Hmm. Personally, I care about the motivations of people I trust to advise me. Different strokes for different folks, I guess.
So, you have in-depth conversations with all of your medical providers as to their personal code of ethics? They're already bound by a professional code and are subsequently held to those standards and the quality of care they provide you evidences whether or not they are serious about the oaths and codes they're bound to.
Do you take it a step further and dig into their personal lives to ensure that the dentist doing your root canal is doing it for the right reasons? Or the physician checking your prostate doesn't have a personal fetish for prostates?
Trust is built primarily upon the level of care provided and the patient/physician relationship established.
Yes, you should be able to trust your physician and trust is usually established through the cultivation of a relationship. Honest communication is vital and I believe I've reiterated the importance of this.
If I'm contemplating surgery for my child - any surgical procedure - the skill and performance record of the physician and their presence and feedback, mean more to me vs. their personal opinions on the procedure.
We expect our politicians to separate their religious views from their political office. Why is it harder for a medical professional to put their personal views aside and do their job?
Would you change your position if the APA changed their position to be more in line with that of the CPS (and numerous other medical associations)?

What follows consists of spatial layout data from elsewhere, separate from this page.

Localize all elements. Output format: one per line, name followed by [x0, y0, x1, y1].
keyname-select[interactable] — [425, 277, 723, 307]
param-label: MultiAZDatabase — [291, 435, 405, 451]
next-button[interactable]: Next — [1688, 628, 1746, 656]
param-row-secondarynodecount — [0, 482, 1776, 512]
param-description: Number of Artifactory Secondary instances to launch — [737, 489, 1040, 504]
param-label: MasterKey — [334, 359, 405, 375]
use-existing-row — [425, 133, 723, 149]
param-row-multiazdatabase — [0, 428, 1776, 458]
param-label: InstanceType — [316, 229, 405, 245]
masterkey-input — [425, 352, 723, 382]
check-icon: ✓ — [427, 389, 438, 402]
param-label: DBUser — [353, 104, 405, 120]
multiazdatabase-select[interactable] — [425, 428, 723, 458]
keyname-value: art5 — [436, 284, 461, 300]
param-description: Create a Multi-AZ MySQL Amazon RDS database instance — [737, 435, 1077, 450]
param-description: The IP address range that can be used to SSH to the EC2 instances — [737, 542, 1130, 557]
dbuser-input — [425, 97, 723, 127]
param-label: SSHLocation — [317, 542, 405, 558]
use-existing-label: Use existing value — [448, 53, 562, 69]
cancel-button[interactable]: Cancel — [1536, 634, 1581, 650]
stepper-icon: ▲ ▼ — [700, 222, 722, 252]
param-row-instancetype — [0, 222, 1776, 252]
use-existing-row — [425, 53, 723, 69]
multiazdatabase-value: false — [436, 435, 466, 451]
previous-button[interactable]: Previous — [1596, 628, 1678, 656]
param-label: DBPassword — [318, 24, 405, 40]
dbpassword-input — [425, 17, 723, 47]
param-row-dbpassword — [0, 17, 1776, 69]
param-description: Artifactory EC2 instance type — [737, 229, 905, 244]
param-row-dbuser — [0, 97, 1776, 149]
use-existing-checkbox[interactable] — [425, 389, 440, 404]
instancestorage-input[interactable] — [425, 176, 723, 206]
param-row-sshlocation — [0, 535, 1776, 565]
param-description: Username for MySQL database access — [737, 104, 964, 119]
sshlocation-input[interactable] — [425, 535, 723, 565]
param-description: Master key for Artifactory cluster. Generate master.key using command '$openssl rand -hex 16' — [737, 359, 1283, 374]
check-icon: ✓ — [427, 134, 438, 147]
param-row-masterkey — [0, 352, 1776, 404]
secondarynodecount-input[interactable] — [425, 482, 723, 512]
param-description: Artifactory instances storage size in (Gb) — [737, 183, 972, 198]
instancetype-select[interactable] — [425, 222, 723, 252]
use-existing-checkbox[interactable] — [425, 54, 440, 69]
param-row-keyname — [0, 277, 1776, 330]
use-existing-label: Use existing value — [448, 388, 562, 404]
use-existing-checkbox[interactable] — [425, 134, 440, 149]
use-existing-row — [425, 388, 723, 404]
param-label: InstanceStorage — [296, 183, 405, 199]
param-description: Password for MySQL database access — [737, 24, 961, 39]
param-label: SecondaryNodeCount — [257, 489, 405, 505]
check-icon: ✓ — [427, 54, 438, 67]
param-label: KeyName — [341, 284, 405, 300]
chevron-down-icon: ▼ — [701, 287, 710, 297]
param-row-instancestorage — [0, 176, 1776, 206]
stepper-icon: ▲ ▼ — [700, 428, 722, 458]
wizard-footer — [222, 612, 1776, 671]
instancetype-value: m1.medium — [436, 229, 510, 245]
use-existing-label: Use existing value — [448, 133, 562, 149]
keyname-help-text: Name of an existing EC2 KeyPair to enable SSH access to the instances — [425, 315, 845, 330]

The APA isn't the sole driver in my decision making. I had an opinion on infant circumcision before visiting the APA's site. Absolutely, if the APA changed it's position, I think it important to understand why.
For me to think that routine circumcision of infants was a good idea, a few things would need to be shown:
- that the benefits of circumcision significantly outweigh its associated risks and harm
- that these benefits can't be achieved by other less invasive means
- that there's a compelling reason not to wait until the boy is old enough to consent
Completely rational.
They're absolutely pushing an agenda: that both positions on the issue are reasonable and defensible.
Both positions are reasonable and defensible.
So you don't deny that a conflict of interest is present; you just trust that doctors are virtuous enough to do the right thing.
I acknowledge that you can hold very staunch opinions and biases and still do your job appropriately. I do it everyday.
Doctors also take oaths to follow their medical associations' codes of ethics, and a prohibition against conflicts of interest is a standard item in these codes.
This should be as challenging for you to debate as it is for me, as we can't measure these conflicts of interest. They are assumed. The "severity" of them are also assumed. Again, I think it's quite reasonable for someone to hold a strong opinion about something but separate their personal views from their job responsibilities. I have to do it all the time in my line of work.
There's a difference between having personal objections to or being overtly gung-ho over a procedure due to personal interpretation and experience vs. serving on anti-circumcision boards or "campaigning" in either direction of the controversy.
Any way you slice it, we can't measure this. So, we have to use common sense and advocate for ourselves.
And either the pediatricians advising those parents or the parents themselves will be informed by the extant body of research on circumcison. It's ridiculous to argue that the quality of the studies that make up this body of research doesn't matter.
There are comparable stats that you'll find from the "for" and "against" sides. I don't really understand what you're fishing for here. I think a couple has access to enough information to make an informed choice, personally.
And if you disagree, we're at a stalemate. I have nothing more to comment in this regard.
But should it have? That's the question.
Should it have what? Changed to a statement that you would have found more favorable? I'm quite pleased with their stance, as it leaves the decision making in the court of parents, neither recommending the procedure or swaying parents to foego. You argue that this isn't what the policy statement achieves. You insist that there's an agenda being pushed. Either "side" can find what they need to justify their decisions.
I'm glad you acknowledge that circumcision is unnecessary. Along with conflict of interest, the AMA Code of Medical Ethics covers this issue:
AMA's Code of Medical Ethics
Exactly how are parents who choose to circumcise their baby sons "held accountable for their decisions"?
You're funny. I love it when you misrepresent my meaning.
It's not a medically necessary procedure, but, unlike earlobe piercing, there is statistical data to support medical benefit.
As a Mom, if I make a poor decision for my child, accountability is immediate. The majority of side effects/complications that are no-dispute, linked to cirumcision are going to manifest shortly after the procedure. Your grown son's failure to get an erection and lessened sensitivity may or may not be attributed to his circumcision as his uncircumsised friends could have the same issues.